Changing stroke rehab and research worldwide now.Time is Brain!Just think of all the trillions and trillions of neurons that DIE each day because there are NO effective hyperacute therapies besides tPA(only 12% effective). I have 493 posts on hyperacute therapy, enough for researchers to spend decades proving them out. These are my personal ideas and blog on stroke rehabilitation and stroke research. Do not attempt any of these without checking with your medical provider. Unless you join me in agitating, when you need these therapies they won't be there.

What this blog is for:

Shortly after getting out of the hospital and getting NO information on the process or protocols of stroke rehabilitation and recovery I started searching on the internet and found that no other survivor received useful information. This is an attempt to cover all stroke rehabilitation information that should be readily available to survivors so they can talk with informed knowledge to their medical staff. It's quite disgusting that this information is not available from every stroke association and doctors group.
My back ground story is here:

Friday, April 7, 2017

Direct mechanical intervention versus combined intravenous and mechanical intervention in large artery anterior circulation stroke

The useful data comparison from this should have been time to Direct mechanical intervention vs. combined intravenous and mechanical intervention. That would be more useful than whatever they did here. I think time to recover reperfusion is the key metric rather than type of intervention.  But a great stroke association president would know this and get researchers to interpret their data correctly. Using the Rankin scale as a measurement device for stroke disability is incredibly stupid. It has nothing objective in it at all except for 6 - death.
BroegMorvay A, et al. –
In patients with large anterior circulation stroke, direct mechanical intervention seems to be equally effective as bridging thrombolysis. A randomized trial comparing direct MT with bridging therapy is warranted.


  • The authors retrospectively compared clinical and radiological outcomes in 167 bridging patients with 255 patients receiving direct MT because of large artery anterior circulation stroke.
  • They matched all patients from the direct MT group who would have qualified for intravenous tissue–type plasminogen activator with controls from the bridging group, using multivariate and propensity score analyses.
  • Functional independence was defined as modified Rankin Scale score of 0 to 2.

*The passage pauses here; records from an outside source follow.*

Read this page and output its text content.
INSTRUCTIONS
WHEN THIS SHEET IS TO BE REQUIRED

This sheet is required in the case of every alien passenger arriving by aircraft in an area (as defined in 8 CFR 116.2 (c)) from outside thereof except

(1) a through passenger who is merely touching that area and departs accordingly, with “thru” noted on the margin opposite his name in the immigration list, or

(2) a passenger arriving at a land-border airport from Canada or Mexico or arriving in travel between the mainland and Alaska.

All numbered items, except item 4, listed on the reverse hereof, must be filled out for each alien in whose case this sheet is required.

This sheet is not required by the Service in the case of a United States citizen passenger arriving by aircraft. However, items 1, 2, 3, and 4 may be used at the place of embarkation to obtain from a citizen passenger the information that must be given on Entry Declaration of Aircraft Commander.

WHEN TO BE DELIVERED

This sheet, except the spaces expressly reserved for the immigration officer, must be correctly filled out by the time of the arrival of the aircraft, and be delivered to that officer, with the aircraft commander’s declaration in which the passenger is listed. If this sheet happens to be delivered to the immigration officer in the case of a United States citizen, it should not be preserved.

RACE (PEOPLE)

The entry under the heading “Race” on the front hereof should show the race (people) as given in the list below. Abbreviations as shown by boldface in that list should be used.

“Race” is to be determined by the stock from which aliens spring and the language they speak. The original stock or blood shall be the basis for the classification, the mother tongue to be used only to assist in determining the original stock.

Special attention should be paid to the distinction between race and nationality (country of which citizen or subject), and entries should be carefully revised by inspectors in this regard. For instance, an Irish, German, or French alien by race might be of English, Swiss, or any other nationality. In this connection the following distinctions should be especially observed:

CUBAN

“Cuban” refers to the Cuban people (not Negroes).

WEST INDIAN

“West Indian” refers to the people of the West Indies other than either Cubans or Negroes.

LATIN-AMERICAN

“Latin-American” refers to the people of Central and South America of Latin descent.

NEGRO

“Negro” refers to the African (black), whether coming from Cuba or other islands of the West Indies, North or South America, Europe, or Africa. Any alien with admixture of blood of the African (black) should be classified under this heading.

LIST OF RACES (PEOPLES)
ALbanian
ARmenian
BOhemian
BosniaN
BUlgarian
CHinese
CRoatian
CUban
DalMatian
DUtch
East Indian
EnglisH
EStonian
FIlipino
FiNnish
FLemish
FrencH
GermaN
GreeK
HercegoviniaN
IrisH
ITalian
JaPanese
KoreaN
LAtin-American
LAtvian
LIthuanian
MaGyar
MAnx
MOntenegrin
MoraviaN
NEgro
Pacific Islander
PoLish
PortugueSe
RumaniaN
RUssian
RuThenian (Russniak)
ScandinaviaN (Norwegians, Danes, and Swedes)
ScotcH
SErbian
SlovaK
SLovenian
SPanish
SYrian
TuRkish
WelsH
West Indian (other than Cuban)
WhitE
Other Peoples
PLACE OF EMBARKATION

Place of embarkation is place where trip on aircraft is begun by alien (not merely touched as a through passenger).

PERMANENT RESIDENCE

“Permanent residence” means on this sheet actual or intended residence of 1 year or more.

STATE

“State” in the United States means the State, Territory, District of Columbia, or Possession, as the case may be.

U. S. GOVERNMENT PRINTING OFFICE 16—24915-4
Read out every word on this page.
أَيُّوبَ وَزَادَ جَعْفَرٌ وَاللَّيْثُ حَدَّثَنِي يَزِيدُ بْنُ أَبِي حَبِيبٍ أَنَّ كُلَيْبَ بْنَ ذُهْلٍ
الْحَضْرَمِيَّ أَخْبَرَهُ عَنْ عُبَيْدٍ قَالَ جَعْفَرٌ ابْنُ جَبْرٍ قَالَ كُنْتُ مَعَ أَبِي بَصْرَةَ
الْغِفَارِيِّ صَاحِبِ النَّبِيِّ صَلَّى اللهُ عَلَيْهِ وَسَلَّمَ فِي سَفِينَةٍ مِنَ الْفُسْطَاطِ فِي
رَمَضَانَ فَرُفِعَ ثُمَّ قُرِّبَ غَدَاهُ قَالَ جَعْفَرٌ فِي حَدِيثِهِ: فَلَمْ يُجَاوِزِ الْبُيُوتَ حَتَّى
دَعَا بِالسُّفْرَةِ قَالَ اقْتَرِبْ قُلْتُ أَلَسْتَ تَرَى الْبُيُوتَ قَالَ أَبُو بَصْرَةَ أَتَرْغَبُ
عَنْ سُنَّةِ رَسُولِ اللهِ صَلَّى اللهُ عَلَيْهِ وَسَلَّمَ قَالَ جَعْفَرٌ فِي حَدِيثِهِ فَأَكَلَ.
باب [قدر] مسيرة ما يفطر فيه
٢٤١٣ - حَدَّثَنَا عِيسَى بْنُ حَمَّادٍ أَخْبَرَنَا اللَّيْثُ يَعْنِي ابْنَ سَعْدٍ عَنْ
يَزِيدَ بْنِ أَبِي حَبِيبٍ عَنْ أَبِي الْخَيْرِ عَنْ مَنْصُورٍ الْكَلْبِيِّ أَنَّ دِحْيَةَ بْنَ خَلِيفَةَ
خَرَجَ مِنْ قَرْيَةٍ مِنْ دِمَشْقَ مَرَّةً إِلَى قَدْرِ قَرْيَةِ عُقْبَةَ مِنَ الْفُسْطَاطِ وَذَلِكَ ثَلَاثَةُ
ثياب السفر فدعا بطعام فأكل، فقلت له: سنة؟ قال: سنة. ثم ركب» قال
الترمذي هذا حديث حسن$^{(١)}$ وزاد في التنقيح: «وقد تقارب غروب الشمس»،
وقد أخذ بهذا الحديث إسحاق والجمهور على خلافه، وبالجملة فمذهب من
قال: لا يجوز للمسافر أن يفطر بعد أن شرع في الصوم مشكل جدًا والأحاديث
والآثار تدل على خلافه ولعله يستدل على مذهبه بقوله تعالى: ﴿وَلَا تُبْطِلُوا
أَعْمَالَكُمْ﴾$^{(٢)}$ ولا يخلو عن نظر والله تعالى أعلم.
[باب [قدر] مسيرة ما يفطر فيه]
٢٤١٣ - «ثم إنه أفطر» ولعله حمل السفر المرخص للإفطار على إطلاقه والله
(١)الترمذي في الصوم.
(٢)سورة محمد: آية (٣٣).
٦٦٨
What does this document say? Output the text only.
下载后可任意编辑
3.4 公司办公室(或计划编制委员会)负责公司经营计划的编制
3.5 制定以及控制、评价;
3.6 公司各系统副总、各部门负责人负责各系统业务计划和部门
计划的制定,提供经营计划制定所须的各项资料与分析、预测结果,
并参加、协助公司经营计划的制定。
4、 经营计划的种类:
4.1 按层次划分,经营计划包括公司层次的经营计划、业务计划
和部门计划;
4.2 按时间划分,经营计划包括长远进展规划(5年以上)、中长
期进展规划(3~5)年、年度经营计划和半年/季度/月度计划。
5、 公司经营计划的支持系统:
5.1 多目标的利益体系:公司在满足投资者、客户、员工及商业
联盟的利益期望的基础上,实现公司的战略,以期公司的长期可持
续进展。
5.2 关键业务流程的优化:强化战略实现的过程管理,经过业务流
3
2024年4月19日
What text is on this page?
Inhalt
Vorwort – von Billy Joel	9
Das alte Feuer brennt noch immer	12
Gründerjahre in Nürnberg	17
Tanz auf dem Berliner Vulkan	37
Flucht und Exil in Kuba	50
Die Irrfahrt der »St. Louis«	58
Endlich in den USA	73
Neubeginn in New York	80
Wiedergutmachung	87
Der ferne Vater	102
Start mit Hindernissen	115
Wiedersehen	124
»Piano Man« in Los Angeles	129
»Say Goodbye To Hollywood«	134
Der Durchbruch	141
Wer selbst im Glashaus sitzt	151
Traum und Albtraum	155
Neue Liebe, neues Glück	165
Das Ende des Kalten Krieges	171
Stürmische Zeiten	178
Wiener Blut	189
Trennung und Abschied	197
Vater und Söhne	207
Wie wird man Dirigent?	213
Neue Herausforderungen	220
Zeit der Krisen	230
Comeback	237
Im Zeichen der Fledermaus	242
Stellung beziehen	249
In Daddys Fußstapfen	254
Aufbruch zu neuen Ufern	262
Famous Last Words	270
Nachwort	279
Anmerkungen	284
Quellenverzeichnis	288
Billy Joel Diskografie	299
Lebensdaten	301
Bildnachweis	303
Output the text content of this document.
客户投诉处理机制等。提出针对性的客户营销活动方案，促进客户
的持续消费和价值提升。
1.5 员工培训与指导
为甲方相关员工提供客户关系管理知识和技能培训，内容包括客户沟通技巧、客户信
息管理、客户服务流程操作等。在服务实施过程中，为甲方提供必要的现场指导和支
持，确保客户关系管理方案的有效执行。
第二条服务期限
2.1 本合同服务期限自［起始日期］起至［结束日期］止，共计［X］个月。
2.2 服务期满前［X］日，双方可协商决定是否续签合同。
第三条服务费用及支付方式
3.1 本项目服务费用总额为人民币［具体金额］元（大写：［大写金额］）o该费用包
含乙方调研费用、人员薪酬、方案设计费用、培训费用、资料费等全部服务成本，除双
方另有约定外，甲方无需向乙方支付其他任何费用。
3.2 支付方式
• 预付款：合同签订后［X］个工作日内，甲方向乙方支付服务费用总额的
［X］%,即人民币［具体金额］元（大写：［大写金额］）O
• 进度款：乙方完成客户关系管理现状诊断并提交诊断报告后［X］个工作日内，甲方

  • From February 2009 to August 2014, 40 patients from the direct MT group would have qualified for bridging thrombolysis but were treated with MT only.
  • Clinical and radiological characteristics did not differ from the bridging cohort, except for higher rates of hypercholesterolemia (P=0.019), coronary heart disease (P=0.039), and shorter intervals from symptom onset to endovascular intervention (P=0.01) in the direct MT group.
  • Functional independence, mortality, and intracerebral hemorrhage rates did not differ (P>0.1).
  • After multivariate matching analysis outcome in both groups did not differ, except for lower rates of asymptomatic intracerebral hemorrhage (P=0.023) and lower mortality (P=0.007) in the direct MT group.